Because that's her problem, part of him said with surly defensiveness.

No, that wasn't true. It had been his problem. Because she didn't know. If he was going to take her with him (and it was only today that he had begun to think how much simpler life would be if he hadn't), he was just going to have to be responsible for her.

Be damned if I will, the surly voice said.

His mother: You're a taker, Larry.

The oral hygienist from Fordham, crying out her window after him: I thought you were a nice guy! You ain't no nice guy!

There's something left out of you, Larry. You're a taker.

That's a lie! That is a goddamned LIE!

"Rita," he said, "I'm sorry."

She sat down on the pavement in her sleeveless blouse and her white deckpants, her hair looking gray and old. She bowed her head and held her hurt feet. She wouldn't look at him.

"I'm sorry," he repeated. "I... look, I had no right to say those things." He did, but never mind. If you apologized, things got smoothed over. It was how the world worked.

"Go on, Larry," she said, "don't let me slow you down."

"I said I was sorry," he told her, his voice a trifle petulant. "We'll get you some new shoes and some white socks. We'll..."

"We'll nothing. Go on."

"Rita, I'm sorry - "

"If you say that one more time, I'll scream. You're a shit and your apology is not accepted. Now go on."

"I said I was - "

She threw back her head and shrieked. He took a step backward, looking around to see if anyone had heard her, to see if maybe a policeman was running over to see what kind of awful thing that young fellow was doing to the old lady who was sitting on the sidewalk with her shoes off. Culture lag, he thought distractedly, what fun it all is.
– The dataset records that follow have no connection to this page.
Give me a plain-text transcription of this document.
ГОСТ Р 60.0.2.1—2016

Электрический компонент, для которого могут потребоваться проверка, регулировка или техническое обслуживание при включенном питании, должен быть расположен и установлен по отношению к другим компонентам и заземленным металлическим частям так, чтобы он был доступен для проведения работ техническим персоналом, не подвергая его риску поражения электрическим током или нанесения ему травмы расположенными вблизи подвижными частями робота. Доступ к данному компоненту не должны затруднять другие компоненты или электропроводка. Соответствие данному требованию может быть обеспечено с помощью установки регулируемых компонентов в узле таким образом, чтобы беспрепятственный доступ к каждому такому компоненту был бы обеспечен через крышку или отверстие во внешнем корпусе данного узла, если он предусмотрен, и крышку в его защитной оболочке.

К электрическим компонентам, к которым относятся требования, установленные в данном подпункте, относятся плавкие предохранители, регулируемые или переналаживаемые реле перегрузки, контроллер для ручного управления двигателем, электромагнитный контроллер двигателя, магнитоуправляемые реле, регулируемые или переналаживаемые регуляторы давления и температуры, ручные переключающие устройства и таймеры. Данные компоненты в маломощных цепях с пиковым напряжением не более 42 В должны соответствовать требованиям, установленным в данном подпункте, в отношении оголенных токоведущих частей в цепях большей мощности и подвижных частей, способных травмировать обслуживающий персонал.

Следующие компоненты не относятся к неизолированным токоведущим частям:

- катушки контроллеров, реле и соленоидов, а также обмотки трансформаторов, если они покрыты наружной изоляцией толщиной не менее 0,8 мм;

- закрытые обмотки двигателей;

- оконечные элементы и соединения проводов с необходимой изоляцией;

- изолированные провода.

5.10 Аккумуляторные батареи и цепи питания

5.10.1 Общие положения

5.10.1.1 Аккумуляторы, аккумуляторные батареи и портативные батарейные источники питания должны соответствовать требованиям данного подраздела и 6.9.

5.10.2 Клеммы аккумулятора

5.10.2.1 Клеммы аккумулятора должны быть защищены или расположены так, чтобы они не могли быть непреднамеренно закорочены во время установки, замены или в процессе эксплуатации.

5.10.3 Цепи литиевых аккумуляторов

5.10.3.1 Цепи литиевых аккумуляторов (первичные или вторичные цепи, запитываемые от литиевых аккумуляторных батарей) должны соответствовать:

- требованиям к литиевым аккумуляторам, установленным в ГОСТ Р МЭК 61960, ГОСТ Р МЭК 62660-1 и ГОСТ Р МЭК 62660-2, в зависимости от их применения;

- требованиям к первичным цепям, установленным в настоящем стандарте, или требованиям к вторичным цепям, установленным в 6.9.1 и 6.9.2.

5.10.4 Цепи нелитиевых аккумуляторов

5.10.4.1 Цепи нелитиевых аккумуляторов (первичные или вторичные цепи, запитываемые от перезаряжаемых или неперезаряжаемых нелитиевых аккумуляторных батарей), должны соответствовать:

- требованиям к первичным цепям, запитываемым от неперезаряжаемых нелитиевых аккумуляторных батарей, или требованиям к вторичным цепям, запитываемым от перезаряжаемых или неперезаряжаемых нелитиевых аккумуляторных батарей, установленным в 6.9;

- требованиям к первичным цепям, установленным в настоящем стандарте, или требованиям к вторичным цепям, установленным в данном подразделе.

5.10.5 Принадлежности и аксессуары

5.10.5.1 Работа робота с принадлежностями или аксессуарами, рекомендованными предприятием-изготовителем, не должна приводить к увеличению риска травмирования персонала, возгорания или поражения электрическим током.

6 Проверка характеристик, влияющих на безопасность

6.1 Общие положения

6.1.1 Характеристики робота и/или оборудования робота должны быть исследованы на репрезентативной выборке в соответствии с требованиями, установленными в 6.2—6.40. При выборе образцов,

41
She stopped screaming and looked at him. She made a flicking gesture with her hand, as if he was a bothersome fly.

"You better stop," he said, "or I really will leave you."

She only looked at him. He couldn't meet her eyes and so dropped his gaze, hating her for making him do that.

"All right," he said, "have a good time getting raped and murdered."

He shouldered the rifle and started off again, now angling left toward the car-packed 495 entrance ramp, sloping down toward the tunnel's mouth. At the foot of the ramp he saw there had been one hell of a crash; a man driving a Mayflower moving van had tried to butt his way into the main traffic flow and cars were scattered around the van like bowling pins. A burned-out Pinto lay almost beneath the van's body. The van's driver hung halfway out of the cab window, head down, arms dangling. There was a fan of dried blood and puke sprayed out below him on the door.

Larry looked around, sure he would see her walking toward him or standing and accusing him with her eyes. But Rita was gone.

"Fuck you," he said with nervous resentment. "I tried to apologize."